Students react to Ellen scandal


Ellis McGinlenyCopy Editor

In a pair of July 2020 Buzzfeed articles, former staffers stepped forward about a “toxic work culture” on the production of “Ellen,” the self-titled show of comedian, host, and executive producer Ellen DeGeneres. The allegations ranged from sexual harassment complaints to racial insensitivity. Furthermore, the production company opened an investigation and found evidence of misconduct.

To students, though, DeGeneres has been less than relevant.

“The only thing I really know about her is lately, the accusations of her anger management problems,” said sculpture major Izina McBride, a senior.

Communication major Leo Palumberi, a junior, said “I don’t know a lot about her. I know she doesn’t treat her workers well and that’s about it.”

And, what students do know isn’t exactly positive.

Theatre major Samhain Perez, a freshman, said “I don’t like that she said a lot of insensitive and awful jokes and turned the anger towards the people she publicly embarrassed instead of taking responsibility. The point I found [her behavior] to be inexcusable was outing Mariah Carey as pregnant before she was ready to announce it to the world.”

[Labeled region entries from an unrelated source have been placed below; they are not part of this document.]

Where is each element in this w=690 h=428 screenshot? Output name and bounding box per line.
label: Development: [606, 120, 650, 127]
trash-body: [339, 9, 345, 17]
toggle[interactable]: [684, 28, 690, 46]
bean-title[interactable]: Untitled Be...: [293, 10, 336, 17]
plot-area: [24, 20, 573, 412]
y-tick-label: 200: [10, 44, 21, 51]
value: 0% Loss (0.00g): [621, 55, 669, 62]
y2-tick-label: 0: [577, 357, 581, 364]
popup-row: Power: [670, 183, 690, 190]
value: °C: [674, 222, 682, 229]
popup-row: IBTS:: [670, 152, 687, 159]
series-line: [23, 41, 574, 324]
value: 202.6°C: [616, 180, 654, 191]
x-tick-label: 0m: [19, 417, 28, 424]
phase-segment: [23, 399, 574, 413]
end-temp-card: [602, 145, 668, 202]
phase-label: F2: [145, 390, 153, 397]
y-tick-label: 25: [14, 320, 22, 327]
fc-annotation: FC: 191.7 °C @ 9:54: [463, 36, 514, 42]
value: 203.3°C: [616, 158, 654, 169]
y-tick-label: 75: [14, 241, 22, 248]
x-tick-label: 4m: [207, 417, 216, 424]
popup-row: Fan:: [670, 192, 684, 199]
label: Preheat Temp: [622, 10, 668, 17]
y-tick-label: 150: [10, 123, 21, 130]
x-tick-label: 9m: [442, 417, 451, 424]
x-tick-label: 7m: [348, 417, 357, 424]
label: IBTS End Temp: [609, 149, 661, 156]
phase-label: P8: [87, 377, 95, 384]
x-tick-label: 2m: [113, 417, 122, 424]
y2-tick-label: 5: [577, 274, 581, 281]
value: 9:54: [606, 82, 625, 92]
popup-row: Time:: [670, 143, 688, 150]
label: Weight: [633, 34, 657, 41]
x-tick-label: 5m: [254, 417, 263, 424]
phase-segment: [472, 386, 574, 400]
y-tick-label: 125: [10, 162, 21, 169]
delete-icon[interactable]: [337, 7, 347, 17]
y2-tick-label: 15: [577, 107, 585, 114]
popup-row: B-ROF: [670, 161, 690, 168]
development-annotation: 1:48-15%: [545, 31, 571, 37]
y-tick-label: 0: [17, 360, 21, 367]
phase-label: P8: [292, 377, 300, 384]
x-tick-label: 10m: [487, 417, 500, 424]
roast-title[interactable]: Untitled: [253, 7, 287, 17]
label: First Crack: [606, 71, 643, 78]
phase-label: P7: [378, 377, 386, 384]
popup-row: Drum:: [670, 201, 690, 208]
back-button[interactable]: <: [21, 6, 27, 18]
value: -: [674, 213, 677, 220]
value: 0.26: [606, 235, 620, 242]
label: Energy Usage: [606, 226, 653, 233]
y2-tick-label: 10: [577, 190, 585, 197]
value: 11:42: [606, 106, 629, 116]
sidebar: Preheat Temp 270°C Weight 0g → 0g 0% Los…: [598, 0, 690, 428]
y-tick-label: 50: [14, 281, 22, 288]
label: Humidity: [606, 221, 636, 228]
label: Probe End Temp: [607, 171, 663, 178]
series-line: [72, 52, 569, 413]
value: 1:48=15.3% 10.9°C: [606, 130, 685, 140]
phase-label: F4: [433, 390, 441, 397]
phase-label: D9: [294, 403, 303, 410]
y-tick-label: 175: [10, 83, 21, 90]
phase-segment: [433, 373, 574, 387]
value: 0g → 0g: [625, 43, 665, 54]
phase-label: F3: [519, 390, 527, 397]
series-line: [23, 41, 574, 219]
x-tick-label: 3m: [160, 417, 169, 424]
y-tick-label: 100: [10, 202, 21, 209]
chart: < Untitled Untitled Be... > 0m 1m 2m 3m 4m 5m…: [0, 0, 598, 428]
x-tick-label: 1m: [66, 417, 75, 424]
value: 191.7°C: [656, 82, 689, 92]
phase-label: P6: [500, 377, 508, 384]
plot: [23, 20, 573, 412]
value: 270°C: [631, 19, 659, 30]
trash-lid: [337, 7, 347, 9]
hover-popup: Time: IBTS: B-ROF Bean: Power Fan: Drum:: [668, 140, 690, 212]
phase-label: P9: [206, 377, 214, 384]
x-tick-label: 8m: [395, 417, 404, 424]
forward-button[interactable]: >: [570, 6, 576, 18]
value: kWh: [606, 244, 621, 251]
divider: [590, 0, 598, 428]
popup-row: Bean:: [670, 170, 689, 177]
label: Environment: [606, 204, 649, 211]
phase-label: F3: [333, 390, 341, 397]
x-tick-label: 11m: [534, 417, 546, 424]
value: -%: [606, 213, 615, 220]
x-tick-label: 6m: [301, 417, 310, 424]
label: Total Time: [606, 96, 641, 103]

This is not the first time DeGeneres has come under scrutiny. Allegations about her behavior have persisted for years. In 2016, comedian Kathy Griffin said she “has a mean streak that all of Hollywood knows about” in her book “Celebrity Run-ins: From A-Z,” according to the Huffington Post.

Kevin T. Porter, a comedian and writer, tweeted asking for stories about DeGeneres and received over 2,000 replies with differentanecdotes from behind-the-scenes, like a Personal Assistant to return his Christmas present from the producers after he found a new job.

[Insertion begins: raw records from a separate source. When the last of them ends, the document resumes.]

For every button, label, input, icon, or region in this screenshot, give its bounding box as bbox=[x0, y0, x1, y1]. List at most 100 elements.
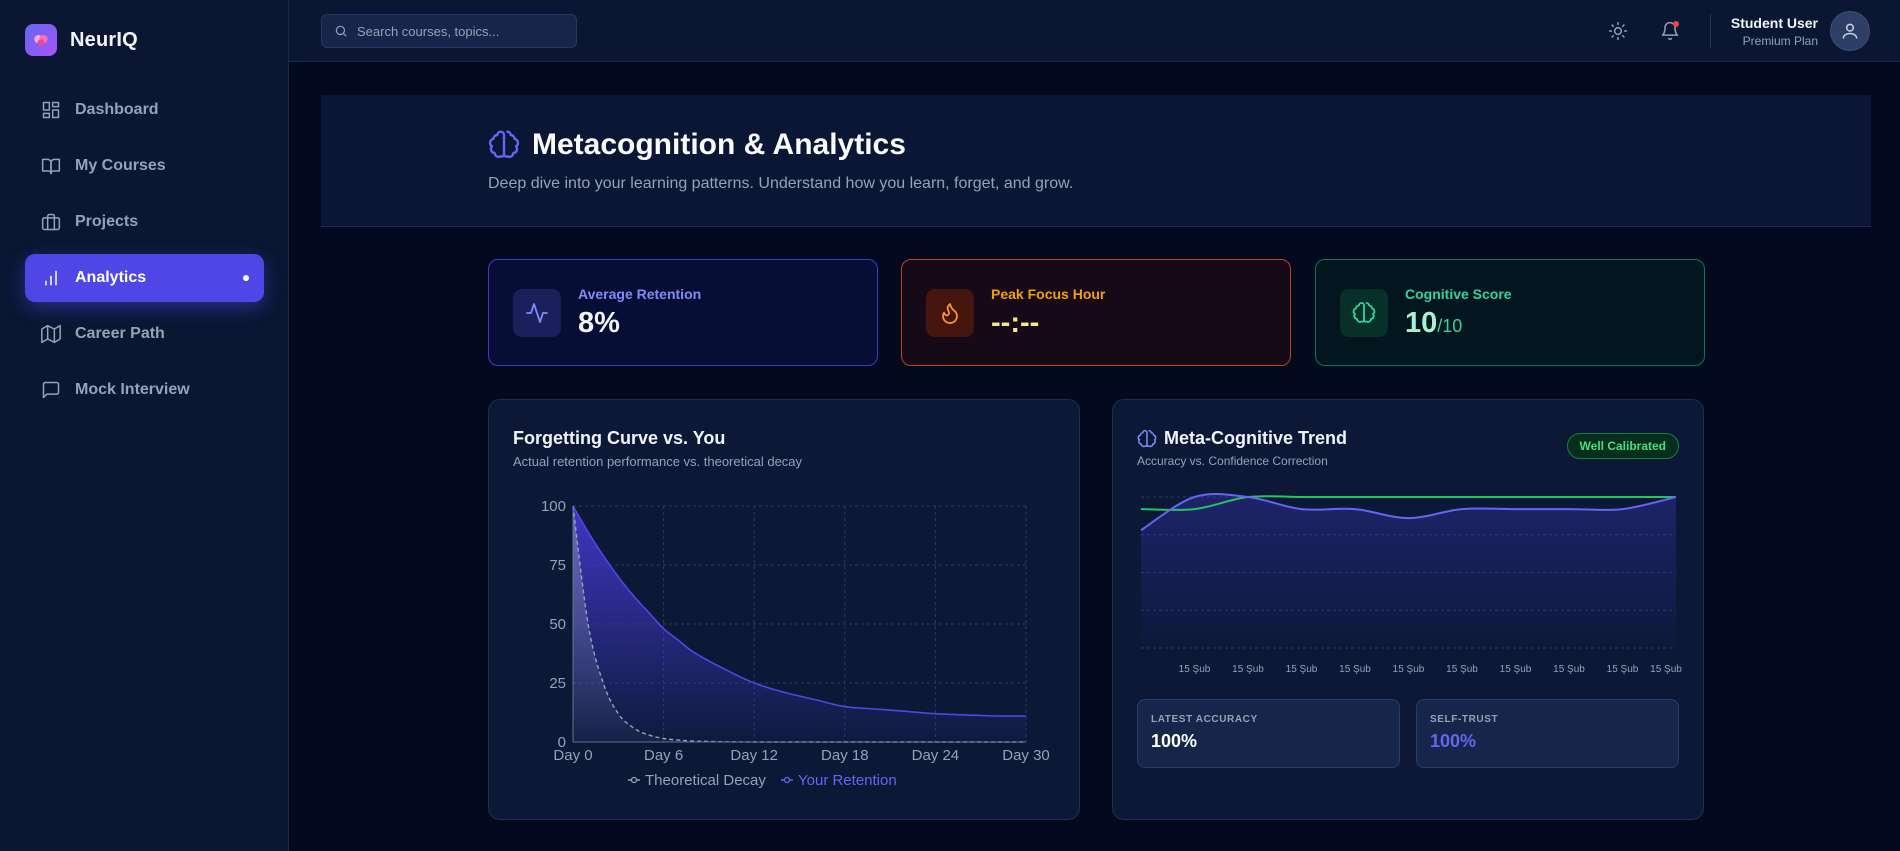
user-plan: Premium Plan bbox=[1742, 33, 1818, 48]
y-tick-label: 100 bbox=[541, 498, 566, 515]
sun-icon bbox=[1608, 21, 1628, 41]
x-tick-label: 15 Şub bbox=[1339, 664, 1371, 675]
page-title: Metacognition & Analytics bbox=[532, 128, 906, 161]
peak-focus-hour-card: Peak Focus Hour --:-- bbox=[901, 259, 1291, 366]
y-tick-label: 50 bbox=[549, 616, 566, 633]
sidebar-item-dashboard[interactable]: Dashboard bbox=[25, 86, 264, 134]
active-indicator-dot bbox=[243, 275, 249, 281]
accuracy-area bbox=[1141, 494, 1676, 648]
flame-icon bbox=[942, 302, 958, 324]
retention-line bbox=[572, 505, 1027, 717]
legend-retention-dot bbox=[783, 776, 791, 784]
x-tick-label: Day 18 bbox=[821, 747, 869, 764]
sidebar-nav: Dashboard My Courses Projects Analytics … bbox=[25, 86, 264, 422]
panel-subtitle: Actual retention performance vs. theoret… bbox=[513, 454, 803, 469]
x-tick-label: 15 Şub bbox=[1553, 664, 1585, 675]
x-tick-label: Day 24 bbox=[912, 747, 960, 764]
stat-label: Cognitive Score bbox=[1405, 285, 1512, 302]
bell-icon bbox=[1661, 21, 1679, 41]
header-divider bbox=[1710, 14, 1711, 48]
panel-subtitle: Accuracy vs. Confidence Correction bbox=[1137, 454, 1328, 468]
brand[interactable]: NeurIQ bbox=[25, 24, 138, 56]
mini-value: 100% bbox=[1430, 731, 1477, 751]
retention-area bbox=[573, 506, 1026, 742]
sidebar-item-my-courses[interactable]: My Courses bbox=[25, 142, 264, 190]
sidebar-item-label: Dashboard bbox=[75, 101, 159, 118]
mini-label: LATEST ACCURACY bbox=[1151, 714, 1258, 725]
activity-icon bbox=[526, 302, 548, 323]
brain-icon bbox=[1352, 301, 1376, 323]
sidebar: NeurIQ Dashboard My Courses Projects Ana… bbox=[0, 0, 289, 851]
brain-icon bbox=[1137, 429, 1157, 447]
bar-chart-icon bbox=[45, 270, 57, 286]
x-tick-label: Day 30 bbox=[1002, 747, 1050, 764]
y-tick-label: 0 bbox=[558, 734, 566, 751]
average-retention-card: Average Retention 8% bbox=[488, 259, 878, 366]
sidebar-item-mock-interview[interactable]: Mock Interview bbox=[25, 366, 264, 414]
x-tick-label: 15 Şub bbox=[1179, 664, 1211, 675]
x-tick-label: 15 Şub bbox=[1446, 664, 1478, 675]
x-tick-label: 15 Şub bbox=[1607, 664, 1639, 675]
avatar[interactable] bbox=[1830, 11, 1870, 51]
panel-title: Meta-Cognitive Trend bbox=[1164, 428, 1348, 448]
latest-accuracy-card: LATEST ACCURACY 100% bbox=[1137, 699, 1400, 768]
message-icon bbox=[42, 381, 60, 399]
mini-label: SELF-TRUST bbox=[1430, 714, 1499, 725]
theme-toggle-button[interactable] bbox=[1606, 19, 1630, 43]
brand-name: NeurIQ bbox=[70, 28, 138, 51]
sidebar-item-label: Career Path bbox=[75, 325, 165, 342]
cognitive-score-card: Cognitive Score 10/10 bbox=[1315, 259, 1705, 366]
page-subtitle: Deep dive into your learning patterns. U… bbox=[488, 175, 1074, 192]
legend-decay-label: Theoretical Decay bbox=[645, 772, 766, 789]
map-icon bbox=[41, 324, 61, 344]
x-tick-label: 15 Şub bbox=[1393, 664, 1425, 675]
forgetting-curve-chart: 0 25 50 75 100 Day 0 Day 6 Day 12 Day 18 Day 24 Da… bbox=[541, 498, 1050, 789]
user-menu[interactable]: Student User Premium Plan bbox=[1731, 11, 1870, 51]
x-tick-label: 15 Şub bbox=[1232, 664, 1264, 675]
stat-value: 8% bbox=[578, 306, 620, 339]
x-tick-label: 15 Şub bbox=[1650, 664, 1682, 675]
x-tick-label: Day 6 bbox=[644, 747, 683, 764]
sidebar-item-career-path[interactable]: Career Path bbox=[25, 310, 264, 358]
panel-title: Forgetting Curve vs. You bbox=[513, 428, 726, 448]
search-box[interactable] bbox=[321, 14, 577, 48]
x-tick-label: 15 Şub bbox=[1500, 664, 1532, 675]
decay-area bbox=[573, 506, 1026, 742]
user-icon bbox=[1842, 23, 1858, 39]
y-tick-label: 25 bbox=[549, 675, 566, 692]
x-tick-label: 15 Şub bbox=[1286, 664, 1318, 675]
x-tick-label: Day 0 bbox=[553, 747, 592, 764]
sidebar-item-projects[interactable]: Projects bbox=[25, 198, 264, 246]
cognitive-score-max: /10 bbox=[1437, 315, 1463, 336]
legend-decay-dot bbox=[630, 776, 638, 784]
forgetting-curve-panel: Forgetting Curve vs. You Actual retentio… bbox=[488, 399, 1080, 820]
brain-icon bbox=[488, 130, 520, 159]
stat-value: --:-- bbox=[991, 306, 1040, 339]
search-icon bbox=[335, 25, 347, 37]
search-input[interactable] bbox=[357, 23, 557, 39]
meta-cognitive-trend-panel: Meta-Cognitive Trend Accuracy vs. Confid… bbox=[1112, 399, 1704, 820]
calibration-badge: Well Calibrated bbox=[1566, 433, 1679, 459]
sidebar-item-label: Analytics bbox=[75, 269, 147, 286]
stat-label: Average Retention bbox=[578, 285, 702, 302]
meta-cognitive-trend-chart: 15 Şub 15 Şub 15 Şub 15 Şub 15 Şub 15 Şub 15 Ş… bbox=[1140, 493, 1682, 675]
sidebar-item-label: Projects bbox=[75, 213, 139, 230]
brain-logo-icon bbox=[25, 24, 57, 56]
self-trust-card: SELF-TRUST 100% bbox=[1416, 699, 1679, 768]
user-name: Student User bbox=[1730, 14, 1818, 31]
cognitive-score-value: 10 bbox=[1405, 306, 1438, 339]
briefcase-icon bbox=[41, 213, 61, 231]
legend-retention-label: Your Retention bbox=[798, 772, 897, 789]
book-icon bbox=[41, 158, 61, 175]
notification-dot bbox=[1673, 21, 1679, 27]
sidebar-item-analytics[interactable]: Analytics bbox=[25, 254, 264, 302]
mini-value: 100% bbox=[1151, 731, 1198, 751]
dashboard-icon bbox=[42, 101, 60, 119]
sidebar-item-label: My Courses bbox=[75, 157, 166, 174]
confidence-line bbox=[1140, 495, 1676, 511]
top-header: Student User Premium Plan bbox=[289, 0, 1900, 62]
notifications-button[interactable] bbox=[1658, 19, 1682, 43]
stat-value: 10/10 bbox=[1405, 307, 1512, 340]
y-tick-label: 75 bbox=[549, 557, 566, 574]
sidebar-item-label: Mock Interview bbox=[75, 381, 190, 398]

Another reply from an artist claimed that she sent a portrait of Oprah she created and, although it was featured on the show, she never received credit.

Some other segments of “Ellen” have also been criticized for mean-spiritedness towards guests, particularly after asking about singer Taylor Swift’s dating history, imitating actress Sofia Vegara’s accent and teaching her an “English Word of the Day.”

Vegara has since denied any hostility.

This is also the first time that DeGeneres has made such a public apology, which aired on the Sept. 21 episode of “Ellen.” There she claimed responsibility for what happened on the show’s production and apologized for mistreatment that “never should have happened.”

As for allegations of her behavior off-screen, DeGeneres said she isn’t a good enough actress to “come out here every day for 17 years and fool you.”

Philosophy major Romeo Rivera, a sophomore, said “I saw her apology and I think it was really insensitive how she kind of turned herself into a victim and made jokes about it,” referencing some of the humor DeGeneres attempted to put into her apology monologue.

DeGeneres was accused of having the crew hold her chewed gum and not allowing them to make eye contact.

Jokes from her monologue included “I’m excited to see all of my staff and my crew; please don’t look me in the eye” and DeGeneres saying she would be “passing gum out for everyone.”

“I’m really disappointed. She was one of the first people, first real celebrities to come out as LGBT I’ve heard accusations of just horrible mistreatment of her employees and just general awful behavior,” said English literature major Madeline Scharf, a sophomore.

“I’ve heard rumors before, but now they’re continually proven.”